MySql DataTime/TimeStamp fields and Scala

In one of my work projects we use Play Framework on Scala to provide an API (how surprising ;-). For quite some time I was hunting after lots of milliseconds, time the API answer was just terrible late compared to hammering directly at the MySql server. It turned out to be a problem of interaction between MySql DateTime format and Scala.

It sounded like to nice an idea to save our traffic data in a MySql database with the timestamp saved in a DateTime or Timestamp column. Display in the Mysql Workbench looks nice and easily readable. But somehow our API server’s response was horribly slow, especially when there were several requests. Hours and hours of tuning of SQL code, trying to turning of sorting, adding extra indices, nothing of all that to any avail.

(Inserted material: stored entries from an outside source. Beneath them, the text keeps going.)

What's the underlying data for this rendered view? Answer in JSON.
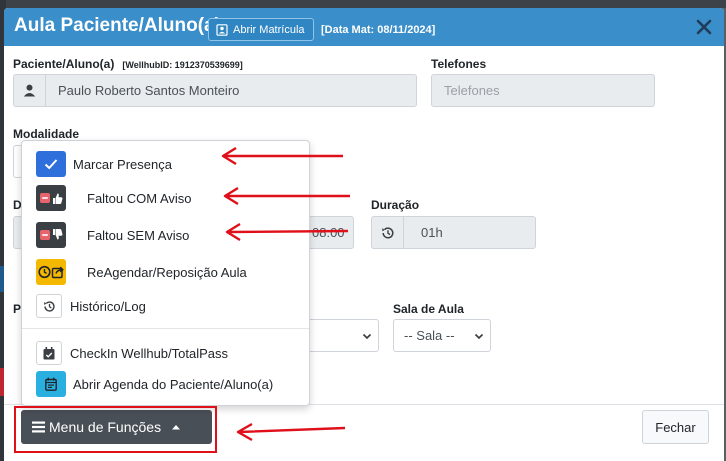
{
  "modal": {
    "title": "Aula Paciente/Aluno(a)",
    "matricula_button": "Abrir Matrícula",
    "data_mat": "[Data Mat: 08/11/2024]"
  },
  "form": {
    "paciente_label": "Paciente/Aluno(a)",
    "wellhub_id": "[WellhubID: 1912370539699]",
    "paciente_value": "Paulo Roberto Santos Monteiro",
    "telefones_label": "Telefones",
    "telefones_placeholder": "Telefones",
    "modalidade_label": "Modalidade",
    "data_label_partial": "D",
    "hora_fim_partial": "08:00",
    "duracao_label": "Duração",
    "duracao_value": "01h",
    "profissional_label_partial": "P",
    "sala_label": "Sala de Aula",
    "sala_value": "-- Sala --"
  },
  "dropdown": {
    "items": [
      {
        "label": "Marcar Presença",
        "icon": "check-icon",
        "color": "#2f6fdb"
      },
      {
        "label": "Faltou COM Aviso",
        "icon": "thumbs-up-icon",
        "color": "#3a3f44"
      },
      {
        "label": "Faltou SEM Aviso",
        "icon": "thumbs-down-icon",
        "color": "#3a3f44"
      },
      {
        "label": "ReAgendar/Reposição Aula",
        "icon": "clock-share-icon",
        "color": "#f5b800"
      },
      {
        "label": "Histórico/Log",
        "icon": "history-icon",
        "color": "#ffffff"
      },
      {
        "label": "CheckIn Wellhub/TotalPass",
        "icon": "calendar-check-icon",
        "color": "#ffffff"
      },
      {
        "label": "Abrir Agenda do Paciente/Aluno(a)",
        "icon": "calendar-icon",
        "color": "#2ab0e0"
      }
    ]
  },
  "footer": {
    "menu_button": "Menu de Funções",
    "close_button": "Fechar"
  },
  "colors": {
    "header": "#3a8ec9",
    "annotation": "#e0101a",
    "dark_button": "#494f56"
  }
}
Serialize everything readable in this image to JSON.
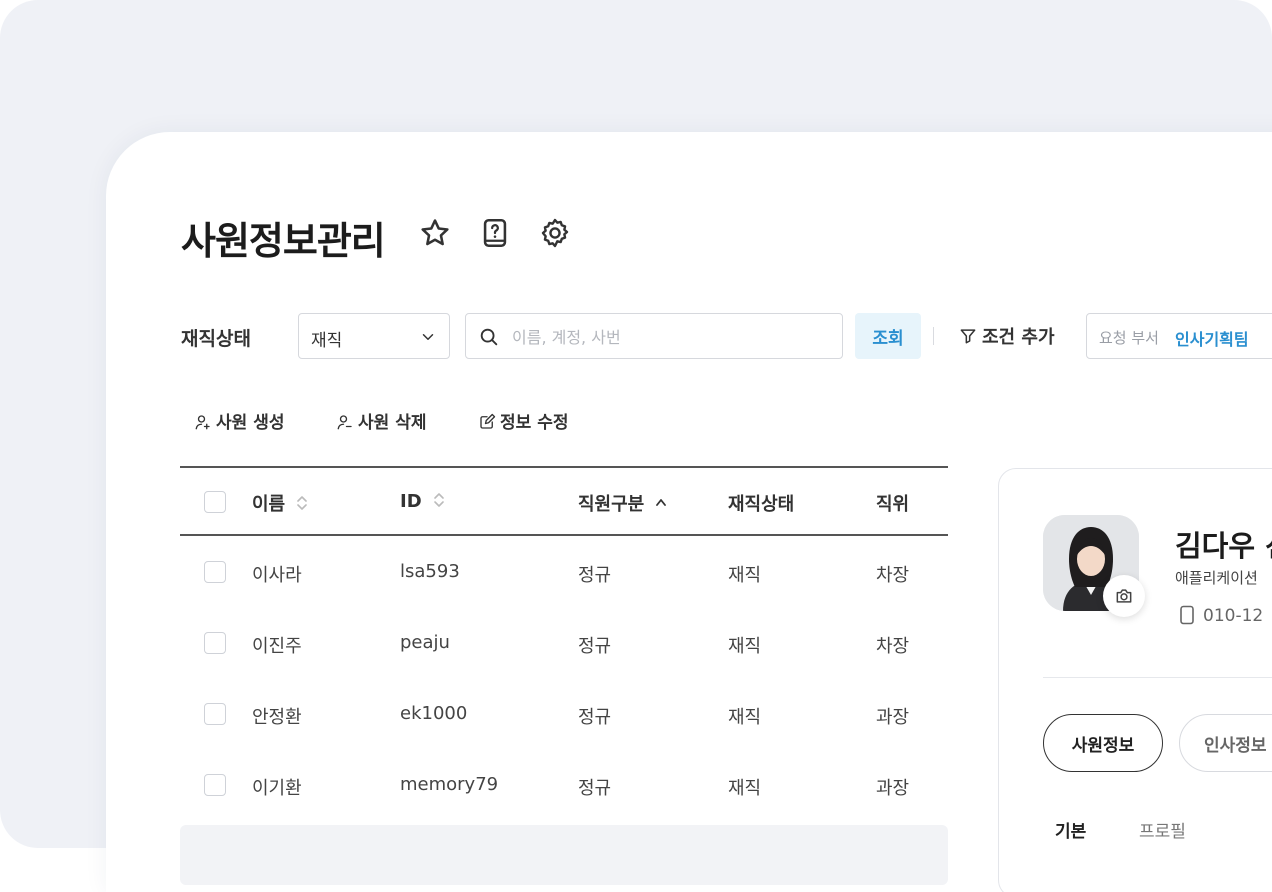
{
  "page": {
    "title": "사원정보관리"
  },
  "filters": {
    "status_label": "재직상태",
    "status_value": "재직",
    "search_placeholder": "이름, 계정, 사번",
    "search_button": "조회",
    "add_condition": "조건 추가",
    "dept_label": "요청 부서",
    "dept_value": "인사기획팀"
  },
  "actions": {
    "create": "사원 생성",
    "delete": "사원 삭제",
    "edit": "정보 수정"
  },
  "table": {
    "headers": [
      "이름",
      "ID",
      "직원구분",
      "재직상태",
      "직위"
    ],
    "rows": [
      [
        "이사라",
        "lsa593",
        "정규",
        "재직",
        "차장"
      ],
      [
        "이진주",
        "peaju",
        "정규",
        "재직",
        "차장"
      ],
      [
        "안정환",
        "ek1000",
        "정규",
        "재직",
        "과장"
      ],
      [
        "이기환",
        "memory79",
        "정규",
        "재직",
        "과장"
      ]
    ]
  },
  "profile": {
    "name": "김다우 선",
    "dept": "애플리케이션",
    "phone": "010-12",
    "tabs": [
      "사원정보",
      "인사정보"
    ],
    "subtabs": [
      "기본",
      "프로필"
    ]
  },
  "colors": {
    "accent": "#2a8fd0",
    "accent_bg": "#e7f4fb",
    "page_bg": "#eff1f6"
  }
}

The solution was rather trivial, the actual time lost is not in the SQL part, nor in the processing in our Scala code, but in the conversion from MySql DateTime/Timestamp object to Scala/Java Timestamp. We are using ActiveRecord for Scala, a very nice and convenient library, which converts MySql DateTime/Timestamps to Scala/Java Timestamps. But this conversion seems, especially for a large number of entries, to become rather slow. With months of traffic data and hundreds of thousands of timestamps to convert, the API collapsed to unacceptable response times.

Converting the whole pipeline (from data producer to database and api) to use plain simple Long boosted the API performance considerably. Lesson learned, don’t use MySql DateTime/Timestamp if you need lots of conversions.